You want guns? A steady diet of pull ups and push ups is all you need. Both exercises have a ton of variations that not only work your entire body, but place special emphasis on your arms.
Additionally, the pull ups develop your lats. If you’re playing sports, or fighting people, or want to look like Bruce Lee, you’ll need to develop your lats. They help transfer power generated from the lower body into the arms.
Pull ups serve as weight control. The more weight you gain, the harder pull ups become.
To start the pull up, hang from the bar. Don’t let your arms pull out your sockets, keep your arms glued into the shoulder by corkscrewing them in—as if you were trying to bend a broomstick that you were holding in front of you.
Initiate the pull from the arms pits, then the biceps. Squeeze the bar hard to generate more force and more power. Do not assist with the pull up by kipping your legs. If you can’t do a pull up, you can have someone assist you, or you can place your feet on a chair and provide your own assistance.
Imagine driving your elbows into your side as you inch towards getting your chin above the bar.
Pause at the top and descend slowly. At the bottom, be sure to keep your arms in the shoulder socket by employing the corkscrew technique discussed earlier.
Pull up variations
You can have your palms facing you—that’s a chin up. It targets the biceps more and many people think it is easier.
Add weight. Ironmind makes a belt that helps you add weight to your pull ups. The pull up works a lot of muscles. Adding weight can really help you fill out your t-shirts if that is what you want.
Jumping pull ups. Don’t do these if you’re using the door frame pull up bar.But, these are a great way to develop explosive power if you have a solidly mounted pull up bar. Pull up quickly and jump off the bar, catching yourself in a different grip. That is, if your palms were facing away, you’d catch yourself in the chin up position, with your palms facing towards you.

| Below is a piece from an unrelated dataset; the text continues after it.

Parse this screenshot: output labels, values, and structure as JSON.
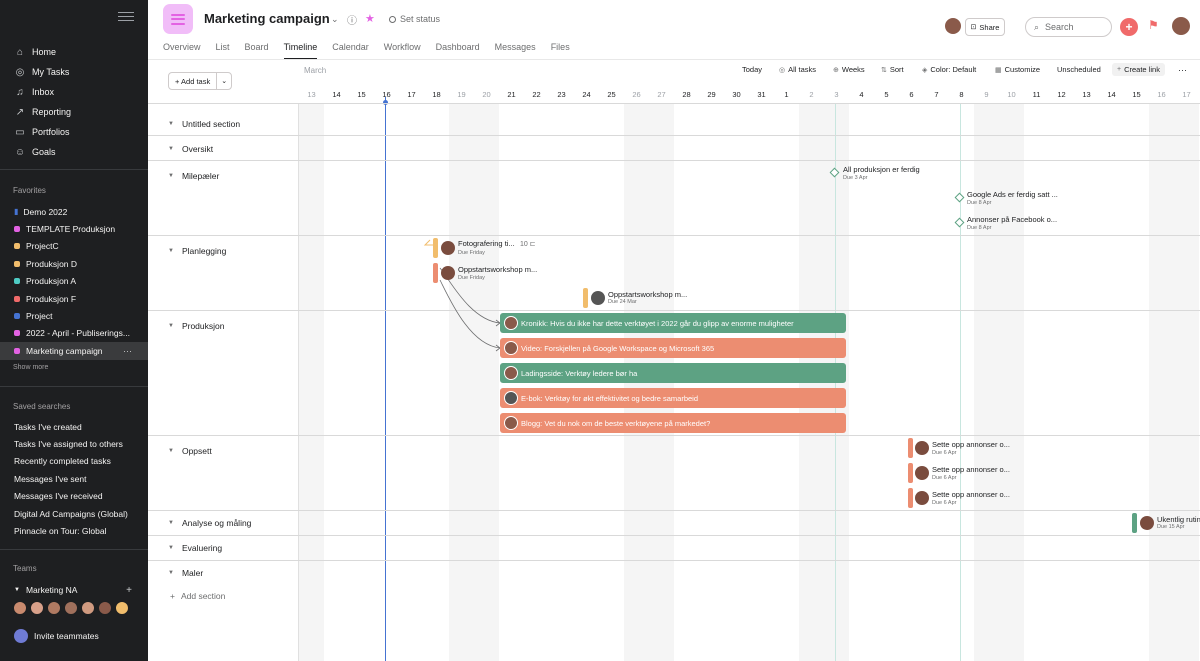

Various hand positions. There are many different hand positions you can use to shake things up. Just don’t go too wide (it’s hard on the shoulders) and don’t pull up behind the next (unless you have really outstanding shoulder mobility, most people don’t—especially desk jockeys).
Planks are a great exercise that develops core stability and strengthens the stomach area.
Work from your knees instead of your feet if you don’t have the strength to support your bodyweight. You can also use your elbows instead of your hands. Work up to a minute in the push up position and 30 seconds in the side plank position.
As you hold for more time, you’ll become more sensitive to the muscles you are using.
You can pretend to try to bring your feet to your hands to intensify the contraction, you can experiment with getting your spine in correct alignment (have someone take a picture or take video) and you can flex your different muscles, teaching you better body control and coordination.
Keep your back straight and your stomach muscles tight. For more difficulty, imagine trying to fold your body and bring your feet to your hands, it’ll make you contract your muscles harder.